Luna, Roxy und ich grinsten breit.
Morgenfrüh war es endlich soweit. Um sechs Uhr würden wir unseren ersten gemeinsamen Urlaub antreten. Ein Glück, dass wir es alle so spontan hatten einrichten können. Eine ganze Woche würden wir in den Hamptons im Strandhaus von Jonas Eltern verbringen. Eigentlich hatten Aiden und Jona geplant, mit dem Firmenjet meiner Eltern hinzufliegen. Da ich jedoch keinerlei Interesse daran hatte, ihre Dienste in Anspruch zu nehmen und ihnen etwas schuldig zu sein, zog ich den zwei Stunden Flugzeit lieber die fünfzehn Stunden mit dem Auto vor. Auch Luna, Roxy und Amber äußerten ihr Unbehagen, einen solch großen Gefallen anzunehmen, ohne sich dafür in irgendeiner Weise erkenntlich zu zeigen. Und da die drei noch studierten, hatten sie ohnehin keinerlei materielle Rücklagen, um sich überhaupt erst irgendeinen Flug zu leisten. Lediglich Nova war begeistert gewesen von der Idee, in einem Privatjet zu fliegen.
Luna, Roxy, Nova und ich packten zusammen unsere Koffer. Es herrschte reges Treiben, während wir von Zimmer zu Zimmer liefen und uns gegenseitig bei der Kleiderauswahl berieten.

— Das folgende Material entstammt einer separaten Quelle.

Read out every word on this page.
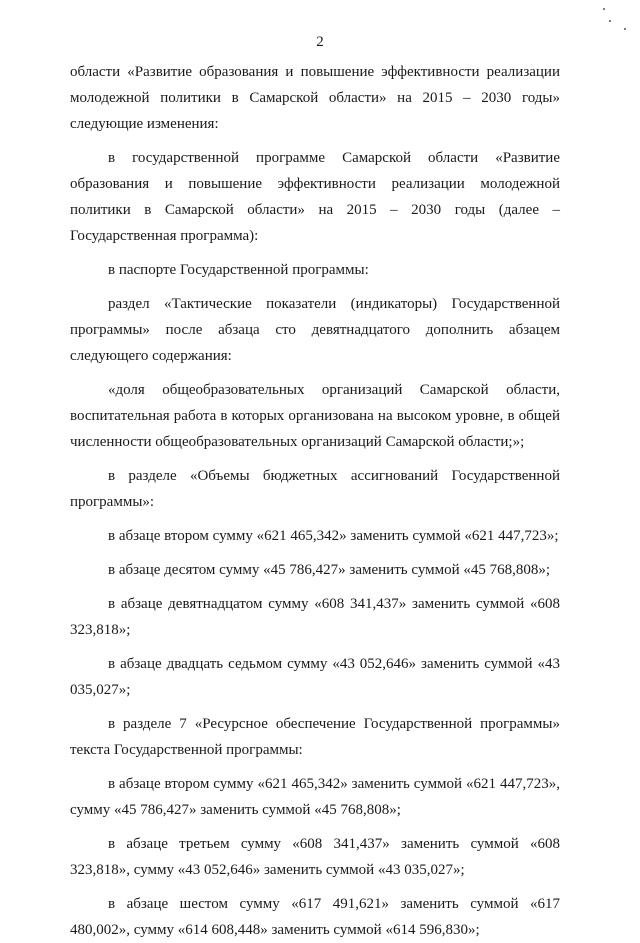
2

области «Развитие образования и повышение эффективности реализации молодежной политики в Самарской области» на 2015 – 2030 годы» следующие изменения:

в государственной программе Самарской области «Развитие образования и повышение эффективности реализации молодежной политики в Самарской области» на 2015 – 2030 годы (далее – Государственная программа):

в паспорте Государственной программы:

раздел «Тактические показатели (индикаторы) Государственной программы» после абзаца сто девятнадцатого дополнить абзацем следующего содержания:

«доля общеобразовательных организаций Самарской области, воспитательная работа в которых организована на высоком уровне, в общей численности общеобразовательных организаций Самарской области;»;

в разделе «Объемы бюджетных ассигнований Государственной программы»:

в абзаце втором сумму «621 465,342» заменить суммой «621 447,723»;

в абзаце десятом сумму «45 786,427» заменить суммой «45 768,808»;

в абзаце девятнадцатом сумму «608 341,437» заменить суммой «608 323,818»;

в абзаце двадцать седьмом сумму «43 052,646» заменить суммой «43 035,027»;

в разделе 7 «Ресурсное обеспечение Государственной программы» текста Государственной программы:

в абзаце втором сумму «621 465,342» заменить суммой «621 447,723», сумму «45 786,427» заменить суммой «45 768,808»;

в абзаце третьем сумму «608 341,437» заменить суммой «608 323,818», сумму «43 052,646» заменить суммой «43 035,027»;

в абзаце шестом сумму «617 491,621» заменить суммой «617 480,002», сумму «614 608,448» заменить суммой «614 596,830»;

»Nimm schöne Unterwäsche mit«, Nova zwinkerte mir zu. »Der Urlaub ist perfekt, um dein erstes Mal mit Jona zu haben.«
»Nova!«, zischte ich und warf ihr einen empörten Blick zu. Sie zuckte nur grinsend mit den Schultern. Roxy und Luna schüttelten die Köpfe.
»Er hat sich ja noch nicht einmal entschieden, ob er es mit mir versuchen möchte«, warf ich hastig ein und unterdrückte die aufkommende Unsicherheit, die mich jedes Mal beim Gedanken an Jona überkam.

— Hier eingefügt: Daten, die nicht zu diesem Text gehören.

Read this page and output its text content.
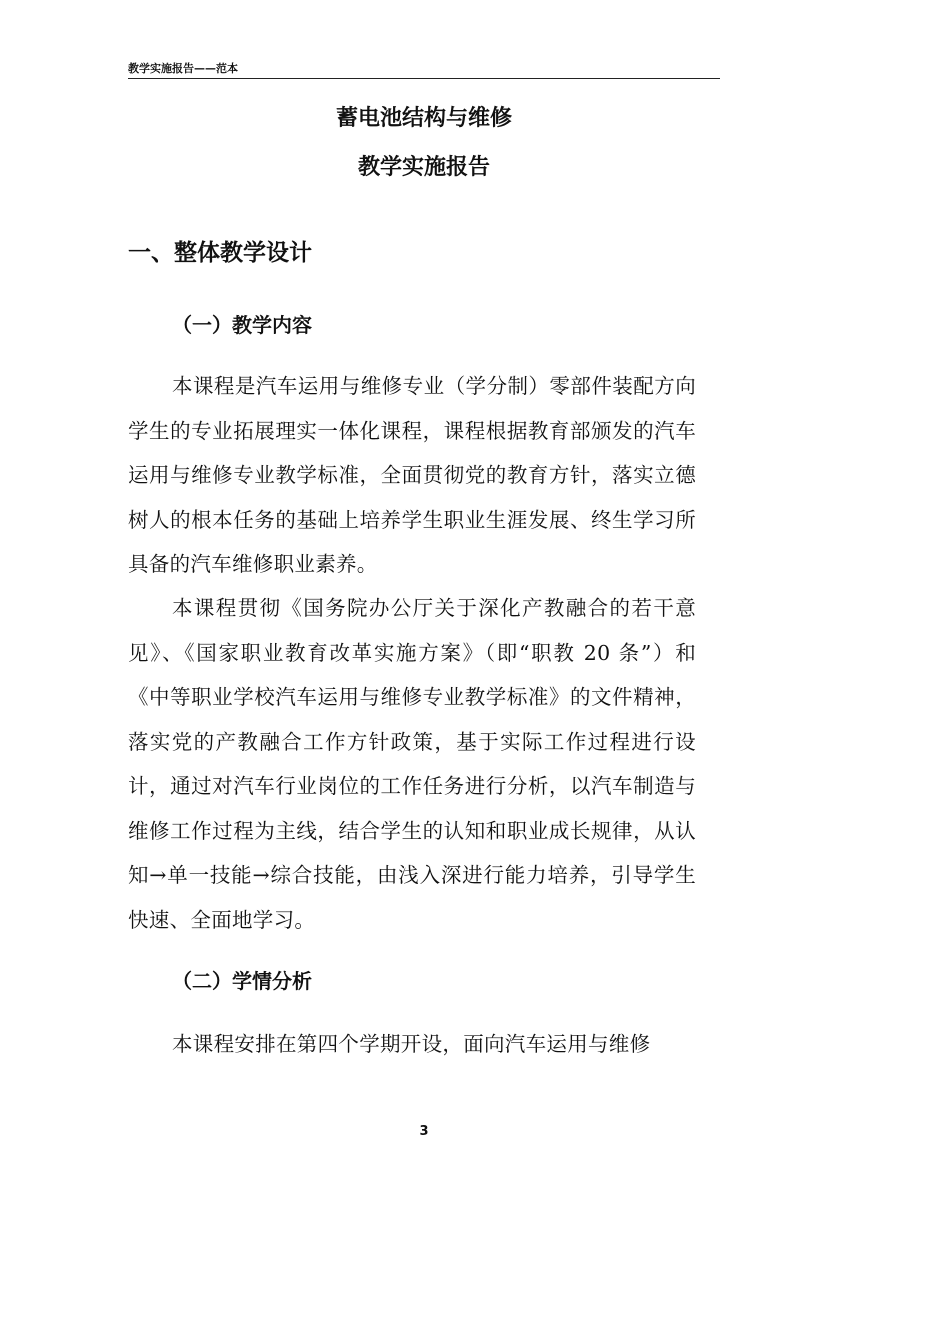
教学实施报告——范本
蓄电池结构与维修
教学实施报告
一、整体教学设计
（一）教学内容

本课程是汽车运用与维修专业（学分制）零部件装配方向学生的专业拓展理实一体化课程，课程根据教育部颁发的汽车运用与维修专业教学标准，全面贯彻党的教育方针，落实立德树人的根本任务的基础上培养学生职业生涯发展、终生学习所具备的汽车维修职业素养。

本课程贯彻《国务院办公厅关于深化产教融合的若干意见》、《国家职业教育改革实施方案》（即“职教 20 条”）和《中等职业学校汽车运用与维修专业教学标准》的文件精神，落实党的产教融合工作方针政策，基于实际工作过程进行设计，通过对汽车行业岗位的工作任务进行分析，以汽车制造与维修工作过程为主线，结合学生的认知和职业成长规律，从认知→单一技能→综合技能，由浅入深进行能力培养，引导学生快速、全面地学习。

（二）学情分析

本课程安排在第四个学期开设，面向汽车运用与维修

3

»Oh bitte«, stöhnte Roxy. »So wie ihr euch an deinem Umzug letzte Woche angeschmachtet habt, ist seine Entscheidung doch schon längst gefallen.«
Ich wusste nicht, ob ich mich über die Tatsache, dass Jona mich angeschmachtet hatte, freuen sollte oder eher beunruhigt darüber sein sollte, da es anscheinend jedem aufgefallen war.
»War es denn so offensichtlich?«, fragte ich verblüfft und dachte instinktiv an Aiden. Aiden war nicht auf den Kopf gefallen. Früher oder später würde er etwas bemerken. Sollte Jona sich für mich entscheiden, würden wir so schnell wie möglich mit meinem Bruder sprechen müssen.
»Ein Blinder mit Krückstock hätte es sogar gesehen«, erwiderte sie ironisch, was mir ein Stöhnen entlockte.
»Mach dir nicht so viele Gedanken«, plötzlich spürte ich Lunas Hand auf der Schulter. Aus ihren tiefblauen Augen sah sie mich einfühlsam an. »Du wirst schon das Richtige tun. Aiden wird es früher oder später akzeptieren müssen.«
»Ganz genau«, pflichtete Nova ihr bei, während sie ihren kirschroten Bikini betrachtete.
»Und egal was passiert, wir sind immer für dich da«, Roxy lächelte.
»Danke Mädels«, ich schenkte ihnen ein warmes Lächeln und fühlte sogleich eine tiefe Dankbarkeit für die drei, von denen ich mir absolut sicher war, dass sie mich immer auffangen würden, wenn ich fiel. Sie waren wahre Freundinnen.
Mit diesem Gedanken widmete ich mich wieder dem Packen meines eigenen Koffers. Und ich hätte schwören können, dass Nova heimlich ein schwarzes Dessous in die unterste Ecken meines Koffers stopfte.
☆
Es war drei Uhr am Morgen, als wir eingepackt in unsere dicken Wintermäntel und unseren Reisekoffern in der Hand vor der WG im Dunkeln standen und auf Amber und Mason warteten. Aiden und Jona waren bereits hier. Auch Milo hatte sich unserem spontanen Trip angeschlossen und berichtete Roxy gerade von seiner Kennenlern-Woche mit Ben, die seinen Erzählungen nach super gelaufen war. Milo war völlig hin und weg von dem gutaussehenden und charmanten Briten.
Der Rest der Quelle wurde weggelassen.